Trees are a defining part of the landscape where I live now and are always a presence in my paintings; a row of spruce on a hilltop, bare branches against a wintery sky, bark, lichen and moss creating rich, intricate patterns. Much of what I paint is just around my house, looking out the window at breakfast or something I see on the way into town. Sometimes, I’m hit over the head with an image that I just must paint, and sometimes, I see the same thing over and over until suddenly I’m seeing it in a different way – full of meaning, significance and beauty. I try to recreate that “seeing,” revealing the truth, unity, and coherence of everyday life.

One of my favourite artists, David Milne, once said: “Feeling is the power that drives art. There doesn’t seem to be a more understandable word for it, though there are others that give something of the idea: aesthetic emotion, quickening, bringing to life. Or call it love, not love of man or man or home or country or any material thing, but love without an object – intransitive love.”

And that “love” changes the way we see the world. Perhaps we see the world as it actually is.

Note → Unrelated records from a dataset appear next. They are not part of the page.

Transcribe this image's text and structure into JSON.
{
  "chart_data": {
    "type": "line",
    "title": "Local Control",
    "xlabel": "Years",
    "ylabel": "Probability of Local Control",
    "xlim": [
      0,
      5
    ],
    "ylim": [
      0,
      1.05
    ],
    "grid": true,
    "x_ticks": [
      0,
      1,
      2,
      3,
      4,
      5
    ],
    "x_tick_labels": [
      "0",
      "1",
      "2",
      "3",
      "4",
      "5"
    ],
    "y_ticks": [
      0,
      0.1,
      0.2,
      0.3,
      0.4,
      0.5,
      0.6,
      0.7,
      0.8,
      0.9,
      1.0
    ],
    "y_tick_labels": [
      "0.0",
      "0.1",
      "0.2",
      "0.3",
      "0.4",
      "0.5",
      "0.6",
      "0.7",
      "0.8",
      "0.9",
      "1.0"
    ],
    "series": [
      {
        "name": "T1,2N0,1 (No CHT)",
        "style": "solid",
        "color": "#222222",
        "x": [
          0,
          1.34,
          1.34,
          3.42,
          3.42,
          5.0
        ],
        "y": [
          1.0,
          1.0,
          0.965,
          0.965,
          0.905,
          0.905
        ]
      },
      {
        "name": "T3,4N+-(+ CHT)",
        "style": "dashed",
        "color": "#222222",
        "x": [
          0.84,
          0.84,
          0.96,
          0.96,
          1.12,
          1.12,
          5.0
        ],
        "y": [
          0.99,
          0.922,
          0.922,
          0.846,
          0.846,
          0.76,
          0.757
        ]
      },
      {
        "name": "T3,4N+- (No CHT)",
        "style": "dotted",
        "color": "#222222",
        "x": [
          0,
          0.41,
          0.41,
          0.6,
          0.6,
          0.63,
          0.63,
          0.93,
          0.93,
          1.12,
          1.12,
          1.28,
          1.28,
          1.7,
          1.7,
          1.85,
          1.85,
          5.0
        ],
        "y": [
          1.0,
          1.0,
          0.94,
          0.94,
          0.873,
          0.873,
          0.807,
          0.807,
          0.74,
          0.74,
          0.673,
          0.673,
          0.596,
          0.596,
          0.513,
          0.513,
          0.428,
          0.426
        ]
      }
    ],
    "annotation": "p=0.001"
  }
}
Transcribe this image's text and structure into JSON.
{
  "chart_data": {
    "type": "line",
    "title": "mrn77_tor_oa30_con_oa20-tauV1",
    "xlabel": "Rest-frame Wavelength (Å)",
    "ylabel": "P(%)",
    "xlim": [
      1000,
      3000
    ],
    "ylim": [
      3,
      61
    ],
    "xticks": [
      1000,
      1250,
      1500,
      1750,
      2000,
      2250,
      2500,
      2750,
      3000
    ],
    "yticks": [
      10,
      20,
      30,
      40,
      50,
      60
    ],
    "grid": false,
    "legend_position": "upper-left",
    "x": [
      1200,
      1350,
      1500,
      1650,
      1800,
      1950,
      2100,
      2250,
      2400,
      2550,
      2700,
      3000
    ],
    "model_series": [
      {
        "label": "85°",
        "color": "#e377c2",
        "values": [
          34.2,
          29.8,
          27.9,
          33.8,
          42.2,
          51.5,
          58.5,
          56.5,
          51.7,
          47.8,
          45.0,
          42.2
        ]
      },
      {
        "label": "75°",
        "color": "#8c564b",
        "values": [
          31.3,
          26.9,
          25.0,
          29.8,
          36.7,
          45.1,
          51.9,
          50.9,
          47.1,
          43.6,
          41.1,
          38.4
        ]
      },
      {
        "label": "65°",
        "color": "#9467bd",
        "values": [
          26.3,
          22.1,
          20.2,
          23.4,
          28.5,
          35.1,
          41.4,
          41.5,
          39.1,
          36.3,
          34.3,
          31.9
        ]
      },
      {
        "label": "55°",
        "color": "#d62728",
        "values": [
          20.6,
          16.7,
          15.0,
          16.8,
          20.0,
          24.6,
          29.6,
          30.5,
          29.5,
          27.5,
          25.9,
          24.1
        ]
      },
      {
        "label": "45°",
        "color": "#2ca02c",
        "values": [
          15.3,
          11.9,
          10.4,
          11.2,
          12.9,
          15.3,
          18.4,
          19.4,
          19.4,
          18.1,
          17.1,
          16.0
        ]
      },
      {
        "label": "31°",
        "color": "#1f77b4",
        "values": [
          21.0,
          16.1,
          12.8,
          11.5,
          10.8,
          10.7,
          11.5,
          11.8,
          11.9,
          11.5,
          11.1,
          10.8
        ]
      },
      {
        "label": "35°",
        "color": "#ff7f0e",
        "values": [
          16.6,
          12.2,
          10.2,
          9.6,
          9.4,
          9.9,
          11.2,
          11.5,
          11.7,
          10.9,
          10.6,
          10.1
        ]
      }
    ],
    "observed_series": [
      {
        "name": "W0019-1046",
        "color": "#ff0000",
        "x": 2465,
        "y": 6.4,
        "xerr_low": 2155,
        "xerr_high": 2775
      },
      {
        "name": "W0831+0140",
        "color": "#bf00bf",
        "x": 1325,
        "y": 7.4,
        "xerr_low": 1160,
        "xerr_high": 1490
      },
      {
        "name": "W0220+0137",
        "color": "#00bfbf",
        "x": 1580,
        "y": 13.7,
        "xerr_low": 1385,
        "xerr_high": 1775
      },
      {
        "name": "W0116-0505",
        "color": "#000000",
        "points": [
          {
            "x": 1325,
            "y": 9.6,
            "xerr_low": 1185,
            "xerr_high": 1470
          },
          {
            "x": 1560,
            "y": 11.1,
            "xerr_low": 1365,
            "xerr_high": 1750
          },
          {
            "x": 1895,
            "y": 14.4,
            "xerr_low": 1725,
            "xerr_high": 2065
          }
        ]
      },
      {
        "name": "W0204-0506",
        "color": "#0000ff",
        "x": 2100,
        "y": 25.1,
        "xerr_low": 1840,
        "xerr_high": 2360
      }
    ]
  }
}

I enjoy working in different media. Painting and drawing are much freer than etching which takes forethought and planning, working with and around the technical challenges. But when I’m working on location, a painting almost plans itself. So much happiness as I sit there. There’s weather, bugs, things growing, shadows moving, and I feel that I am working with the subject that I’m painting. Even with canvases too big to paint on location, I draw a detailed sketch that helps capture the feel of what it was like being there.

Canadian artist Jack Chambers (1931-1978) once said, “Realism is not a technique. It is a self-effacing celebration of the universe.” And so is this exhibition. I am responding, in the way that is most natural to me, to the beauty I see all around where I live.